Epic Blog

The Call to Duty

10.15.05

Sam Egli and 2005 Alaska Guide Staff

This one’s for “The Boys.”

Most people don’t get my affection, my affinity for adventure and the unknown. For hard work, long hours and sometimes cold, sleepless nights. Heavy loads – physically and mentally, separation from friends and loved ones, including the four legged, wagging tail kind.

To some it may sound as a complaint, but it’s not. It is just a statement. I wouldn’t change it for anything. Yet I am often reminded during a distant reflection, while I type at the computer or top off a tank of gasoline, that it is not just all the wild, unexpected adventure and grueling hours, but that part of the call to return to duty is to be with your friends formed by the bond of guiding together.

It is not an easy explanation, nor is it always tangible, but it can linger… especially during rush hour traffic… and then again when you find a moment to yourself on the river.

“So you fished all summer? That must be nice,” most people say upon my return to the city, or as I attempt description of my summertime duty. We all make choices, but this is not the point. This is about the guides.

It is impossible to explain the rodeos – the crazy unexpected adventures, the important and quick decisions, the sweat, the leg burn while hauling gear up the hill, the hunger after a long day on the water, the dishwashing, the smile when you’re exhausted, the smile when you’re cold and wet, the weather, the flying, the smell of the air, the magnitude of the fishery, the pristine water and land – yet the one thing even more indiscernible and inexplicable is the look, the look of understanding, the unspoken acknowledgement when it is time to perform, when it is time to forget about yourself and cover the back of your teammate.

These guys would put their life on the line for you, and for them, yours.
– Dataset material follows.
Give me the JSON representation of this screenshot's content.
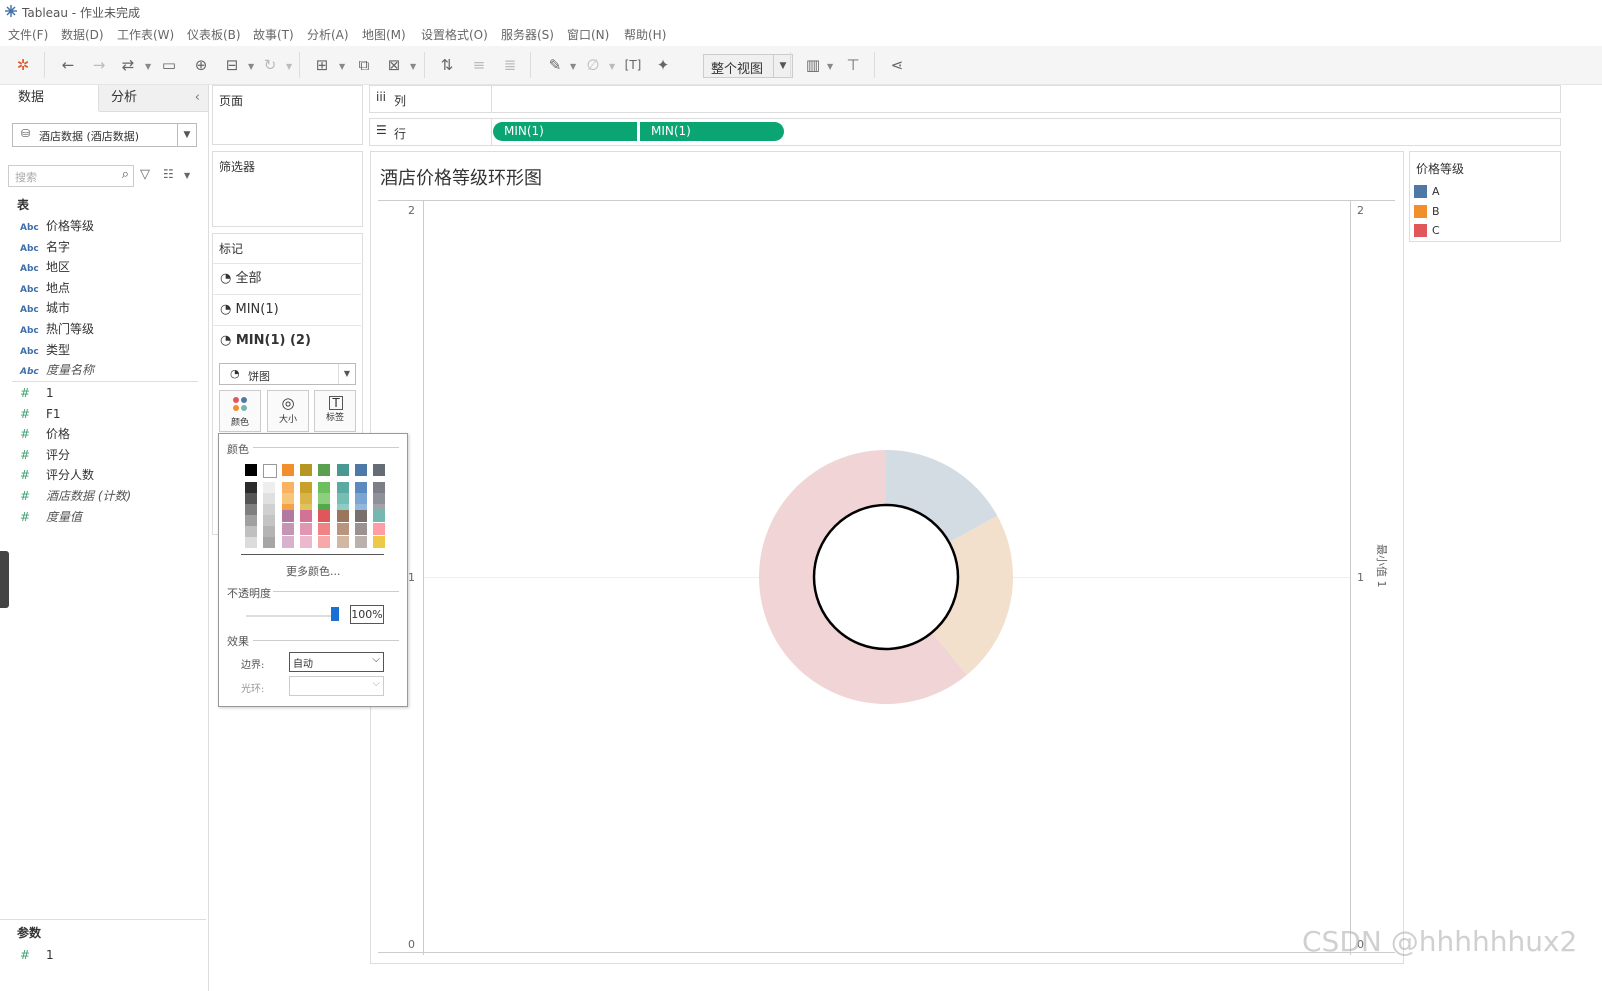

Even harder to explain to people is why a job would even come to these terms. Maybe it shouldn’t, but it can and it does. Perhaps this is part of the unexpected bonding you experience. Whatever it is, this is what we become and is part of the strengthening and growing we do as a team.

There is the daily reality of guide life on the Alaska Peninsula – the boats, the guns, airplanes, helicopters, volcanoes, possible tsunamis and earthquakes, the weather and the storm warnings, the hiking, the tides, the waves and the bears. Oh yes, the bears – part of our daily existence. Part of the majesty and part of the experience, and part of the distance chance of irreversible encounter. Slim chance, but always possible and always relevant.

Nonetheless, the call to Alaskan guide duty is the call to friends. Life-long, irreplaceable friends. In this life, or the next. What we cannot relate in words can only be conveyed through experience. The experience of working together when the shit really hits the fan.

This is my thanks to the guys who have reliably watched my back, and who have given me the opportunity to watch theirs. See you next season.